Latest update April 22nd, 2026 12:49 AM
Kaieteur News-Guyanese have a challenge before them that involves their head of state. When they take stock of President Ali, the issue is how much trust they should place in his words and postures. On Tuesday, the president called an early morning meeting and lashed out at tardy contractors, permanent secretaries, engineers, and ministers. The beatdown session was livestreamed to an audience of 145,000. No one was spared the public whipping that came from the president. What to make of all this? Was it a performance for the cameras? Was it the president starring in a production that he knows would lead many Guyanese, those who desperately want to believe him, that he is serious, and the first step has been taken to mend matters?
More than four years into his role at the helm of the PPP/C Government, President Ali has found his voice. We at this paper are still trying to decipher whether it is his true voice, or it is yet another instance of the games that his government has become very good at, and at which the president has grown from strength to strength. When this publication had reported on the chronic failures of contractors, senior public servants with oversight responsibilities, and ministries, the wrath of the president’s colleagues had been the response. President Ali himself has a record of flaring into defensive anger when questioned in a way that he doesn’t like, on issues that concern the Guyanese public.
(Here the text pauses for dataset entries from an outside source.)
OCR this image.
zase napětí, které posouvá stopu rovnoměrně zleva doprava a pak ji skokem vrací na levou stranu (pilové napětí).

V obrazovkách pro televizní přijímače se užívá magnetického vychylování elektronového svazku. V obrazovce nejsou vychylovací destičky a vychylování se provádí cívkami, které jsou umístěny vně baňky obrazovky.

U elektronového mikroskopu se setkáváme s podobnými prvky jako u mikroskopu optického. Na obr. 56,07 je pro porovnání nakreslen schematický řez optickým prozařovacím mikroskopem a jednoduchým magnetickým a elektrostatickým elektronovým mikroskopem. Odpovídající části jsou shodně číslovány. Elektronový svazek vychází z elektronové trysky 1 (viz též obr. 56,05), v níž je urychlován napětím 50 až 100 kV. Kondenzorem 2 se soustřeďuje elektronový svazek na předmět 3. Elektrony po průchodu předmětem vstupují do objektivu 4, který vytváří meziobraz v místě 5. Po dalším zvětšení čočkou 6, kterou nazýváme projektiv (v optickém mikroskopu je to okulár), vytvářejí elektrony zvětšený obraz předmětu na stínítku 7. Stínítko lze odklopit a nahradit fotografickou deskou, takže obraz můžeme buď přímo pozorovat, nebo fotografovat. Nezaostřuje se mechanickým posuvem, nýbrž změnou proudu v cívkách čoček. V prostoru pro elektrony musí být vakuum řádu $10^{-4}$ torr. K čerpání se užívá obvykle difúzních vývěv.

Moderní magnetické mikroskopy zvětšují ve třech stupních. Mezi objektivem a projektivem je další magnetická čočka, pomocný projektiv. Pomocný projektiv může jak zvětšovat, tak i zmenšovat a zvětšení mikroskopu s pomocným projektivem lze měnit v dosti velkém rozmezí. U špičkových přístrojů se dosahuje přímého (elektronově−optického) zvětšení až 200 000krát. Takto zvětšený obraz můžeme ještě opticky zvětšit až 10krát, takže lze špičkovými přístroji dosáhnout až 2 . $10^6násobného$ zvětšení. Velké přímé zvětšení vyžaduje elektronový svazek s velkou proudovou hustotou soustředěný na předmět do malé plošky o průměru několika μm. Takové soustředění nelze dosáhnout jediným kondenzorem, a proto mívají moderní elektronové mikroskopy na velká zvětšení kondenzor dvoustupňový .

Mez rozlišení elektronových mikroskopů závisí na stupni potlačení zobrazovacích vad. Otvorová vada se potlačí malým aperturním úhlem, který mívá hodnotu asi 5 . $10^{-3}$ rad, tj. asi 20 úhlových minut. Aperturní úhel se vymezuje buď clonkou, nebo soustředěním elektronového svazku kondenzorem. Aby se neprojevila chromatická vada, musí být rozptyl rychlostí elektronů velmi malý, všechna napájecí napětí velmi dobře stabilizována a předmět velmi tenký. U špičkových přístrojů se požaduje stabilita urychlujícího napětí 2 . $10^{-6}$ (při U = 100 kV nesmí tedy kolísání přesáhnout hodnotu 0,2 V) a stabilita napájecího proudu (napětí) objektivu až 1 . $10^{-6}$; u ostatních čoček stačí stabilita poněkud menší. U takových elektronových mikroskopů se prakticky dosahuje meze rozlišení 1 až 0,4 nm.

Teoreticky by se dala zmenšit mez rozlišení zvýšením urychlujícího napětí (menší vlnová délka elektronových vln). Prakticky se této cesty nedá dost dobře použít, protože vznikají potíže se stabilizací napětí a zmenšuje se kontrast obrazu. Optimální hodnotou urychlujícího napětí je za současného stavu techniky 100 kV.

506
We believe that, given the litany of late work, shoddy work, and the lack of proper supervision involving billions of taxpayers’ dollars, the president is engaging in what could be a farce, and at a rather late hour for his time in office. Guyanese, including many of his party’s supporters, are totally fed up with poor work, late work, and costly work, from which they get little long-term benefit. So many billions spent, so many deficiencies, and so many years passed, and yet nobody held accountable, no one made to pay any penalty. The entire procurement award system is an education in evasion and self-protection. Also, supervision of the many huge public works projects is questionable, part of a culture of lethargy and pulling a fast one on those paying for all the shabbiness, Guyanese taxpayers. When senior public servants, senior government ministers, senior engineers, and contractors who fill the senior bill because of the business they are awarded all have to be summoned out of their beds, it is certainly dramatic. But what it reiterates is that the whole public works system is under severe pressure and, to a considerable extent, leaks like a sieve.
President Ali has to know all this, yet he took more than four years to send a straight and strong signal. How straight and strong it is, those are the aspects of the president’s presentation that concerns Guyanese. This takes on added significance when one contracting group was conspicuously missing from the audience during President Ali’s version of reading the riot act. We do not think that it is unreasonable to assert that for over four years contracting and ministerial riots were the order of the day. But there was the president reading from his script about what went wrong relative to delays, and pointing his finger left, right, and center. The political stewards of ministries (minsters) and the chief administrative and accounting officers standing guard in ministries (permanent secretaries) were lambasted, laid out on the presidential mat.
Hence, the questions come fast and furious. What was happening at Cabinet meetings? What were ministers reporting about works in their portfolios? Where were the permanent secretaries and supervising engineers over contracts awarded and work done? Why continue to give contracts to contractors who have failed relative to timely delivery, satisfactory work output? Was the president’s gathering a mini-PPP Congress, considering who gets contracts and top jobs? The question that is sure to stir in the minds of many Guyanese is why only now?
National and regional elections are a matter of a few short months away, with the festive Christmas Season intervening. President Ali could have been doing his regular dance, with lots of sound but with the usual hollowness of substance.
Is the president the genuine article?